BACKGROUND: There are an increasing number of reports on the hepatitis B virus (HBV) genotype distribution in acute or chronic HBV-infected patients in Japan; however, reports on the HBV genotype of blood donors are few. To compare the HBV genotypes of hepatitis B surface antigen (HBsAg)-positive blood donors with infected patients, all the HBsAg-positive donors' genotypes were determined. STUDY DESIGN AND METHODS: Data on Japanese blood donors from October 2006 to September 2007 were obtained from the Japanese Red Cross database. The number of available samples was 1979, and the HBV genotypes were determined in 1887 samples. The six major genotypes of HBV (A-F) were determined by enzyme-linked immunosorbent assay. The presence of the immunoglobulin M (IgM) antibody against the HBV core antigen was determined by enzyme immunoassay among all HBsAg-positive donors. RESULTS: A significant difference in the HBV genotype distribution between donors and patients was in the C/B genotype ratio. The ratios were low in blood donors (2.0-3.9) and high in patients (5.3-18.2). The genotype B ratio increases from 13.8% in teenage donors to 42.4% in those in their 50s; however; the genotype C ratio decreases from 83.1% in teenage donors to 55.1% in those in their 50s. In both IgM antibody against hepatitis B core antigen and nucleic acid test-positive donors, genotypes A and B were restricted to male donors. CONCLUSIONS: The age-specific distribution of HBV genotypes in Japanese blood donors was observed in the B/C genotype ratio. The gender-specific distribution of HBV genotype A, which originated from the US or Western countries, was observed in male Japanese donors.

Lengths of hepatitis B viremia and antigenemia in blood donors: preliminary evidence of occult (hepatitis B surface antigen-negative) infection in the acute stage.

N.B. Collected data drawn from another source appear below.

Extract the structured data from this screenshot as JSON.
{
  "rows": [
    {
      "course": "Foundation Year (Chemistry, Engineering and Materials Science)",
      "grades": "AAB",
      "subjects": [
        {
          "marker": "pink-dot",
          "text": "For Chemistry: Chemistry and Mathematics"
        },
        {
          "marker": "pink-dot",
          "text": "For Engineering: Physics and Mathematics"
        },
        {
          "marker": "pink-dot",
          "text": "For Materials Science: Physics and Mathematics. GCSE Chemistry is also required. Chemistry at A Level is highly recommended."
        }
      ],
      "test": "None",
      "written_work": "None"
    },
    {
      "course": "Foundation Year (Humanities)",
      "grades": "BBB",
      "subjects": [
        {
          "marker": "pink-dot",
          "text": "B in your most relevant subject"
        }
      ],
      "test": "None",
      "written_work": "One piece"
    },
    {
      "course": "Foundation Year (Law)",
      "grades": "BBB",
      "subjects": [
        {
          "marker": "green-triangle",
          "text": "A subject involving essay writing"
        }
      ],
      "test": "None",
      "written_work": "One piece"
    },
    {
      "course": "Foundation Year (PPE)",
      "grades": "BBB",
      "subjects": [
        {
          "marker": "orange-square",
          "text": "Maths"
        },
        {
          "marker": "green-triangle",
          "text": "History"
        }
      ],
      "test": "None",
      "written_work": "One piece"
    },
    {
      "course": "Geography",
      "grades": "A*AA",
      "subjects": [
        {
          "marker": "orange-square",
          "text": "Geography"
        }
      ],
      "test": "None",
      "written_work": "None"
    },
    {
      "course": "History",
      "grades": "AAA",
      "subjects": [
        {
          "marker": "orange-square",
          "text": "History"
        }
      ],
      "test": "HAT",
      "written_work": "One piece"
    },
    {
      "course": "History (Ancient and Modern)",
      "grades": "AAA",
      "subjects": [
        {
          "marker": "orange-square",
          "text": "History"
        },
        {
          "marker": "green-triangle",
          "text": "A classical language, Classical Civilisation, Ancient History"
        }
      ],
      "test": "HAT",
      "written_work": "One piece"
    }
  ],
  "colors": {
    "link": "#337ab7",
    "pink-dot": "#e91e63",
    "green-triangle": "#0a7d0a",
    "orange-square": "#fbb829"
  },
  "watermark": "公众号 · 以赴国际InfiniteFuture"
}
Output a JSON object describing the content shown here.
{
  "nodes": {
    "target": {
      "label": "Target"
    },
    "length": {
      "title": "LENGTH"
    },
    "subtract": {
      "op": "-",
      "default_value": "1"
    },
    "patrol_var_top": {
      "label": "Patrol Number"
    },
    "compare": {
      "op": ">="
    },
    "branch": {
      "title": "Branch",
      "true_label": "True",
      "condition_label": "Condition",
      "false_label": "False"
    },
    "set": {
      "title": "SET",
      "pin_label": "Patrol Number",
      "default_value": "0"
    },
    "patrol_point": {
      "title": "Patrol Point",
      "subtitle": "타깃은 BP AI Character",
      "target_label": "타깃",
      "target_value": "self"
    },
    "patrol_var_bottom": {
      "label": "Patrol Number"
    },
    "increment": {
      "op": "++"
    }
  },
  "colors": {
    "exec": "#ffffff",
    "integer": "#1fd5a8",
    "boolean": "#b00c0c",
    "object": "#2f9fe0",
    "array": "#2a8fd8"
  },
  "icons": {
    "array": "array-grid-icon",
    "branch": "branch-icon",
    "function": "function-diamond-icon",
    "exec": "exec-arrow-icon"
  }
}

BACKGROUND: The Japanese Red Cross (JRC) implemented a fully automated pooling and nucleic acid amplification test (NAT) system for testing seronegative donations. The JRC sample repository and repeat blood donations allowed for lookback and follow-up studies of hepatitis B virus (HBV) DNA-positive donors, who tested negative for hepatitis B surface antigen (HBsAg) and anti-hepatitis B core antigen in the JRC screening system. STUDY DESIGN AND METHODS: From February 1, 2000, to March 31, 2003, 17,314,486 units were tested in 50-sample pools with a semiautomated multiplex assay system (AMPLINAT MPX test, Roche). During this period, 328 HBV DNA-positive donations were found. From 26 of these donors, sequential samples were available at short intervals. This enabled us to examine the dynamics of viral markers in acute HBV infection. The length of detectable periods of plasma viremia and antigenemia were estimated by regression analysis from the results obtained in the quantitative polymerase chain reaction assay (JRC) and HBsAg enzyme immunoassay (Auszyme II, AxSYM, Abbott) and chemiluminescence immunoassay (Abbott). RESULTS: The median length of detectable HBV DNA in individual donation and 20-sample minipool (MP) NAT format was estimated to be 74 and 50 days, respectively, whereas the median length of detectable HBsAg was estimated to be 42 days. Six of the 26 donors were infected with mutant viruses, and 3 of these 6 donors did not develop detectable HBsAg during the entire observation period, despite a moderately high viral load of 10(4) to 10(5) HBV DNA copies per mL. CONCLUSION: Transmission of mutant virus may cause occult HBV infection in the acute stage. HBV NAT, even in MP configuration, is more effective than HBsAg testing and capable of interdicting infected donors in the pre- and post-HBsAg window periods.